Первая Государственная дума. От самодержавия к парламентской монархии. 27 апреля – 8 июля 1906 г. | страница 43
Истинное значение слов председателя обнаруживается по сравнению их со второй половиною фразы, где он говорил не о Монархе, а о Думе. Было бы естественно, если бы, заявив об уважении Думы к «конституционным прерогативам» Монарха, председатель указал на необходимость полного осуществления прав, которые конституция предоставила Думе. Это было бы заявлением той лояльности Думы к «конституции», которой Дума ждала от Монарха. Если бы такое заявление было председателем сделано и вызвало бы «аплодисменты» собрания – это обнаружило бы и в нем здоровую политически атмосферу. Но этого не было сказано; а если бы сказано было, такое заявление аплодисментов не вызвало бы.

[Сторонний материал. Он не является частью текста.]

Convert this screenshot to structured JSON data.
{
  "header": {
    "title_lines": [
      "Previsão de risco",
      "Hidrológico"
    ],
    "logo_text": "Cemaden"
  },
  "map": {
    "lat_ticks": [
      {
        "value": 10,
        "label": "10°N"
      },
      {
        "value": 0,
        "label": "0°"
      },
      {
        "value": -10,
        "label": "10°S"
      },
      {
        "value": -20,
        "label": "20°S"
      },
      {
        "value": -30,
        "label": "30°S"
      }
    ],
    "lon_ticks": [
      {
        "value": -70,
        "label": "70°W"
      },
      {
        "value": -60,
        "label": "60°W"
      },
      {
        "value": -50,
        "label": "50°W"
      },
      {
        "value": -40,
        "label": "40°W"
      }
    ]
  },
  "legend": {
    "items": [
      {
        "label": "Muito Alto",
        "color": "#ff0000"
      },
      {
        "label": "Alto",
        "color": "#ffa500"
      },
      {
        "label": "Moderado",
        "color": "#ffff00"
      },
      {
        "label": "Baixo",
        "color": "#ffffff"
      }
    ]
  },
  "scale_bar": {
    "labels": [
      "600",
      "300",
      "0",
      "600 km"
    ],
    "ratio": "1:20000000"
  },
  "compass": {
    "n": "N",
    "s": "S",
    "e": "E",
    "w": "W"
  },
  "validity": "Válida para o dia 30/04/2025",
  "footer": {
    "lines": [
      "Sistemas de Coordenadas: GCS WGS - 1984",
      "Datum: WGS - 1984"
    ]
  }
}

Дурной прием из «умолчания» делать произвольные выводы. Но можно ли сомневаться, что кадеты конституцию не «уважали» и «соблюдать» не собирались? Недаром председатель Думы, юрист Муромцев, говорил в своей речи не о конституционных правах Государственной думы, а о правах, истекающих будто бы из самой природы народного представительства. Конституционным законам, определявшим прерогативы Монарха, он противопоставил «естественные права народного представительства». Такова была точка зрения и апрельского кадетского съезда. Он тоже нашел тогда, что до осуществления полного народовластия ни успокоения, ни «органической» работы в Думе быть не должно. На этом состоялось примирение либеральной и революционной идеологии. По складу ума Муромцев не мог сочувствовать этому взгляду. Но здесь начиналась «политика», а в ней он шел за другими. В первый же день Муромцев символизировал будущую роль кадетов в этой Думе; революционным тенденциям Думы он в своей речи ухитрился придать благообразие «природного права».
Но эта формула была и без конкретного содержания. Права «народного представительства» определяются совсем не природой, а многими условиями, и прежде всего соотношением сил в данный момент. Говорить о «природе» народного представительства так же бесплодно, как говорить о «природе» власти Монарха. Но когда Муромцев противопоставлял «конституционные» прерогативы Монарха «природным правам народного представительства», он толкал Думу на путь явочного порядка, от которого, как председатель, должен был бы ее удержать. Его ложный шаг был, конечно, превознесен партийной прессой. «В корректных выражениях, – писал П.Н. Милюков[38], – председатель сумел вполне выразить истинную мысль собрания и основную задачу всего политического положения. За его словами почувствовал амфитеатр, почувствовали ложи, почувствует сегодня и вся страна, что отныне ключ к решению задачи находится здесь в этом зале. «Гости» и «хозяева» Таврического дворца поменялись местами».